THAT STUPID SLUT
by Elizabeth Myrddin
Guys are weird. More later.
Guys are really weird. Here's why. It was a nice
day yesterday and so Jodpur and I went for a walk in the forest
near our house. We were walking and talking and I was noticing how
really really cute my little brother was, even though he's only
11 years old. "You'll be a heartbreaker some day," mom is always
Well, we were walking along when suddenly this big WHOOSH sound
began circling through the trees and the forest ground started to
tremble. Jodpur grabbed my hand and yelled for us to run back to
the house babbling something about how time and space had folded
over and we were going to get sucked into a vortex and thrust into
an unknown dimension. I slapped him and said it was probably only
an earthquake. But you know what? He was right! We both blacked
out and when we awoke we were sitting on long platforms in a weird
white room with black curtains.
Oh no! Dinner time! More later.
Anyway. In this room was a really really handsome
guy. I mean totally good-looking, just the way I like them. He was
big and muscular with a thick dark brown beard, thick brown eyebrows
and dark groovy eyes. He was wearing a real cool shiny black spacesuit
and I think he was European or something because when I sat next
to him and played with his knee and said "hi" he shrugged and pointed
to Jodpur muttering something that sounded like "Rambler."
I decided then and there that if we were going to be stuck in some
foreign dimension, I was going to have some fun, and that meant
getting some action, if you know what I mean. I figured that it
was fate that had brought me to this place, complete with no parents
and my favorite kind of guy just waiting for me to fall into his
vortex ... or his lap ... (hee hee hee) so I'd better go for it.
Mr. European decided to play hard-to-get and began giving Jodpur
a back and neck massage. I could see right through this scheme,
cause I'm an All American Girl, and I knew he was just trying to
get to me through Jodpur.
Damn! Mom just yelled at me to put the lights out! More later!
Mom thinks I went to sleep. Anyway ... we were served
some weird-shaped food and frosty ice drinks by some scared-looking
lady. She sure looked upset whenever she glanced at Bear and Jodpur.
(By the way: Due to the obvious language barrier, I decided to nickname
my fella "Bear" cause that's what he reminded me of! A big, sexy,
hairy, cuddly bear! Yummy!). They were playing with some kind of
interactive game that featured body builders and teenage boys swimming
naked. Jodpur was sort of acting like a zombie by now, and I was
kinda irritated that he was being so unenthusiastic. I mean, I am
his sister and the least he could do was help me get into Bear's
pants ... or spacesuit!
Fuck! I have no privacy in my own bedroom! More later.
It's midnight and I just have to finish this diary
entry. Bear kept on ignoring me and pretty soon I got the message!
He wanted me to do something daring and sexy! So I took my drink
into the nearby restroom and rubbed ice cubes all over my big nipples
so they stood out like marbles under my cashmere sweater. Then I
took off my skirt and nylons, removed my underwear, put my nylons
back on and returned to the white room with black curtains. Lucky
me! The little brat Jodpur had fallen asleep, his mouth open and
snoring like a locomotive! Now was my chance! I jumped over to Bear
and rubbed my hard nipples against his puckery, hairy cheeks and
took his big hairy paws and placed one of them between my legs and
the other one on my butt. (Boy was I giggling!)

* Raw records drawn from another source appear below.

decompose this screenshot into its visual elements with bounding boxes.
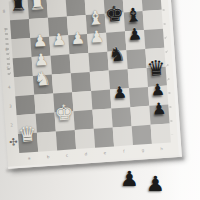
square-h3[interactable]: ♟	[148, 86, 168, 106]
square-a7[interactable]	[10, 19, 30, 39]
square-g4[interactable]	[128, 68, 148, 88]
square-h7[interactable]	[143, 10, 163, 30]
square-e1[interactable]	[94, 127, 114, 147]
rank-label-1: 1	[8, 134, 18, 154]
file-label-a: a	[19, 154, 39, 165]
square-h6[interactable]	[144, 29, 164, 49]
square-g1[interactable]	[132, 125, 152, 145]
square-e4[interactable]	[90, 71, 110, 91]
square-f3[interactable]: ♟	[110, 88, 130, 108]
square-b2[interactable]	[36, 112, 56, 132]
square-b7[interactable]	[29, 18, 49, 38]
rank-label-2: 2	[7, 115, 17, 135]
square-a4[interactable]	[14, 76, 34, 96]
file-label-b: b	[38, 152, 58, 163]
square-g7[interactable]: ♝	[124, 11, 144, 31]
board-grid[interactable]: ♜♜♝♚♝♟♟♟♟♟♟♞♞♛♟♟♚♟♛	[9, 0, 171, 153]
file-label-e: e	[95, 148, 115, 159]
square-f4[interactable]	[109, 69, 129, 89]
square-c2[interactable]: ♚	[55, 111, 75, 131]
square-c8[interactable]	[47, 0, 67, 18]
square-b1[interactable]	[37, 131, 57, 151]
square-f7[interactable]: ♚	[105, 12, 125, 32]
rank-label-7: 7	[0, 20, 10, 40]
rank-label-6: 6	[1, 39, 11, 59]
square-c4[interactable]	[52, 73, 72, 93]
square-d5[interactable]	[69, 53, 89, 73]
black-rook[interactable]: ♜	[8, 0, 28, 14]
square-e2[interactable]	[92, 109, 112, 129]
file-label-c: c	[57, 151, 77, 162]
square-b6[interactable]: ♟	[30, 37, 50, 57]
square-c5[interactable]	[51, 54, 71, 74]
square-g2[interactable]	[130, 106, 150, 126]
square-c7[interactable]	[48, 16, 68, 36]
square-d7[interactable]	[67, 15, 87, 35]
square-d8[interactable]	[66, 0, 86, 16]
captured-black-pawn[interactable]: ♟	[120, 169, 139, 190]
square-d4[interactable]	[71, 72, 91, 92]
square-e8[interactable]	[84, 0, 104, 15]
rank-label-5: 5	[3, 58, 13, 78]
square-b8[interactable]: ♜	[28, 0, 48, 19]
chessboard-photo-scene: ✣ ♜♜♝♚♝♟♟♟♟♟♟♞♞♛♟♟♚♟♛ abcdefgh 87654321 …	[0, 0, 200, 200]
square-d6[interactable]: ♟	[68, 34, 88, 54]
square-a5[interactable]	[13, 57, 33, 77]
square-c3[interactable]	[53, 92, 73, 112]
square-e7[interactable]: ♝	[86, 14, 106, 34]
file-label-g: g	[133, 146, 153, 157]
square-c1[interactable]	[56, 130, 76, 150]
file-label-d: d	[76, 150, 96, 161]
file-label-f: f	[114, 147, 134, 158]
square-h2[interactable]: ♟	[149, 105, 169, 125]
square-f5[interactable]: ♞	[107, 50, 127, 70]
square-a3[interactable]	[15, 95, 35, 115]
square-f2[interactable]	[111, 107, 131, 127]
square-e6[interactable]: ♟	[87, 33, 107, 53]
square-f6[interactable]	[106, 31, 126, 51]
square-b4[interactable]: ♞	[33, 75, 53, 95]
square-e3[interactable]	[91, 90, 111, 110]
square-b3[interactable]	[34, 94, 54, 114]
white-rook[interactable]: ♜	[27, 0, 47, 13]
square-b5[interactable]: ♟	[32, 56, 52, 76]
square-e5[interactable]	[88, 52, 108, 72]
rank-label-8: 8	[0, 1, 9, 21]
rank-label-4: 4	[4, 77, 14, 97]
square-c6[interactable]: ♟	[49, 35, 69, 55]
captured-black-pawn[interactable]: ♟	[146, 174, 165, 195]
square-h4[interactable]: ♛	[147, 67, 167, 87]
square-h1[interactable]	[151, 123, 171, 143]
square-f1[interactable]	[113, 126, 133, 146]
square-d3[interactable]	[72, 91, 92, 111]
file-label-h: h	[152, 144, 172, 155]
square-a2[interactable]	[17, 114, 37, 134]
square-g5[interactable]	[126, 49, 146, 69]
square-a6[interactable]	[11, 38, 31, 58]
square-g6[interactable]: ♟	[125, 30, 145, 50]
square-a8[interactable]: ♜	[9, 0, 29, 20]
square-g3[interactable]	[129, 87, 149, 107]
chess-board[interactable]: ✣ ♜♜♝♚♝♟♟♟♟♟♟♞♞♛♟♟♚♟♛ abcdefgh 87654321	[0, 0, 182, 169]
square-a1[interactable]: ♛	[18, 133, 38, 153]
square-d1[interactable]	[75, 129, 95, 149]
rank-label-3: 3	[5, 96, 15, 116]
square-h5[interactable]	[145, 48, 165, 68]
square-d2[interactable]	[73, 110, 93, 130]
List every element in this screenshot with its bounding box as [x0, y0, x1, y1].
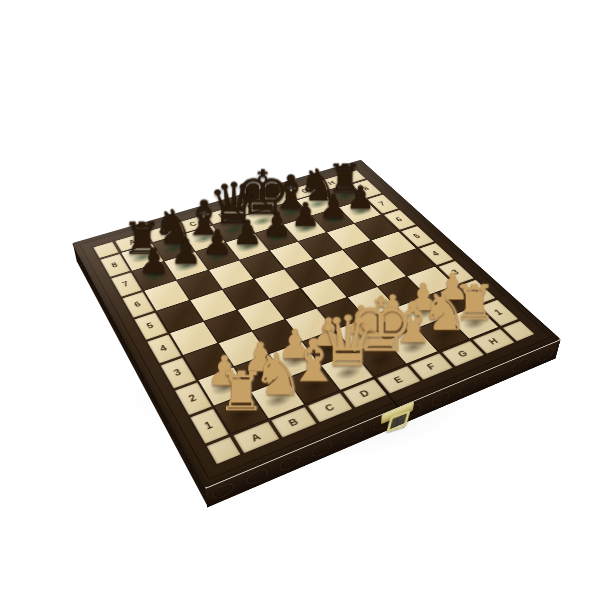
black-pawn-glyph: ♟	[261, 207, 291, 240]
black-pawn-glyph: ♟	[232, 216, 262, 250]
chess-set-scene: ABCDEFGH ABCDEFGH 12345678 12345678 ♜♞♝♛…	[120, 108, 480, 468]
chess-board: ABCDEFGH ABCDEFGH 12345678 12345678 ♜♞♝♛…	[72, 160, 561, 489]
black-pawn-glyph: ♟	[345, 182, 374, 214]
black-pawn-glyph: ♟	[318, 190, 347, 223]
clasp-loop	[386, 410, 410, 433]
black-pawn-glyph: ♟	[170, 234, 201, 269]
white-rook-glyph: ♜	[216, 364, 264, 418]
black-pawn-glyph: ♟	[290, 199, 320, 232]
black-pawn-glyph: ♟	[201, 225, 232, 259]
black-pawn-glyph: ♟	[138, 244, 170, 279]
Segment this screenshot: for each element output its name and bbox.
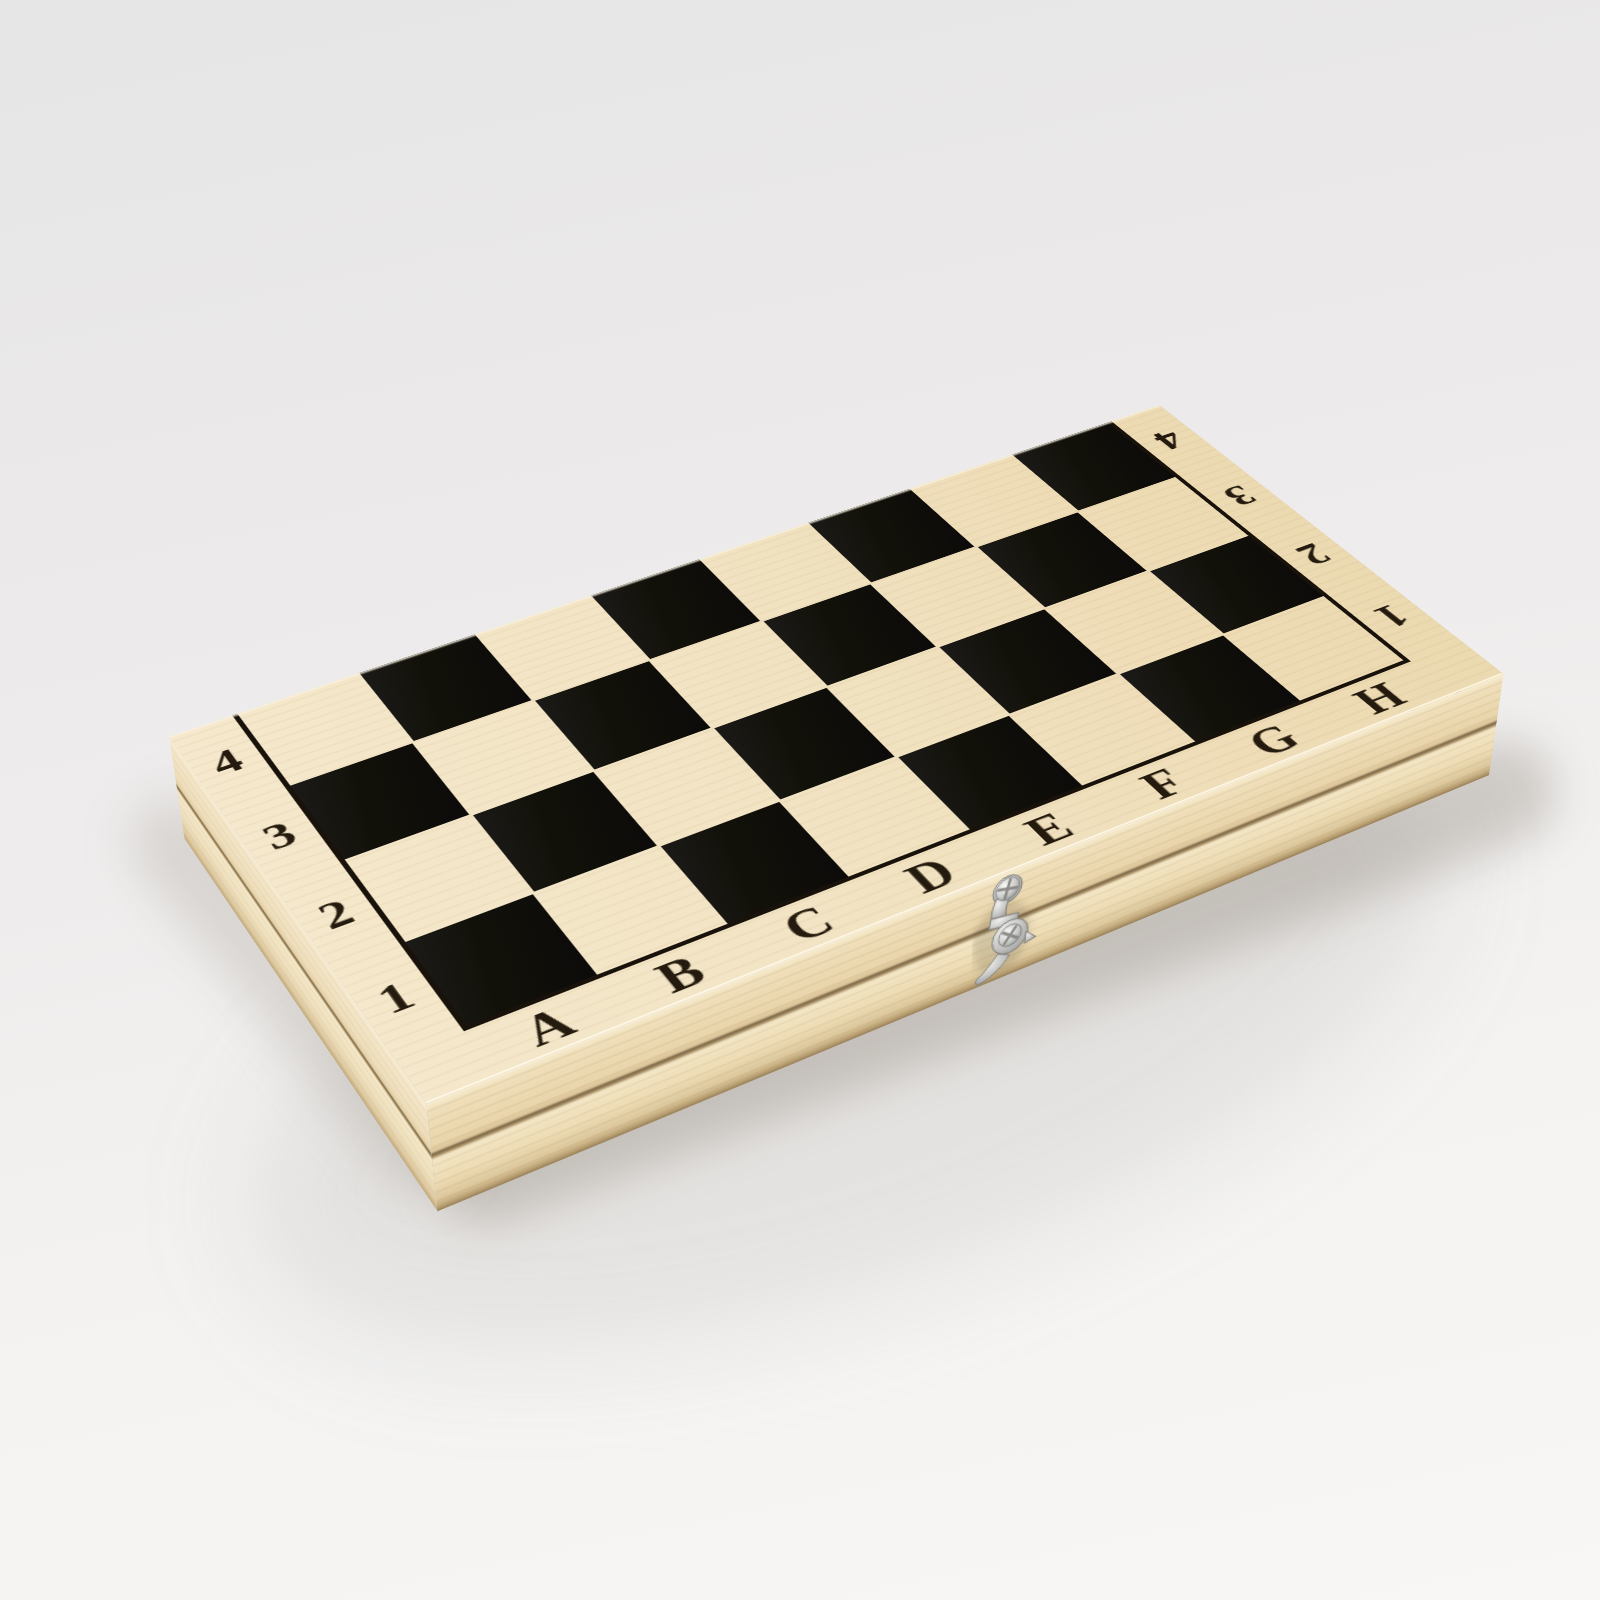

All of a sudden the scared lady grabbed my hand and pulled me back
into the restroom. I figured she was just having a jealousy attack,
but then she began muttering frantically in broken English how I
should try and shake Jodpur awake and tell him how much I loved
him and then she would drag us back through the vortex to our world.
Let me tell you, I was pretty miffed! By now I had worked up quite
a bit of lust over Bear and I didn't want to be a babysitter to
Jodpur. (Sometimes I hate my life.)
Anyway. I decided for one last try with Bear. It was not to be,
`cause after I agreed to cooperate with the scared woman, I left
the restroom and caught Bear completely naked and waving his big,
hairy penis over Jodpur's mouth chanting over and over again, "NAMBLA,
That did it. There was obviously a language barrier going on between
me and Bear. I now wanted out of this boring place so I began yelling
over and over, "I LOVE YOU, JODPUR, NOW WAKE UP!" while yanking
him away from Bear's dangling dick. While I was yanking Jodpur away,
the scared lady was yanking us through a doorway and down a long
hall. The whooshing happened again and I blacked out and then we
were back home again.
Jodpur won't talk about the experience and all I can say is I still
think guys are weird.
Oh, and I STILL don't know what the hell NAMBLA means.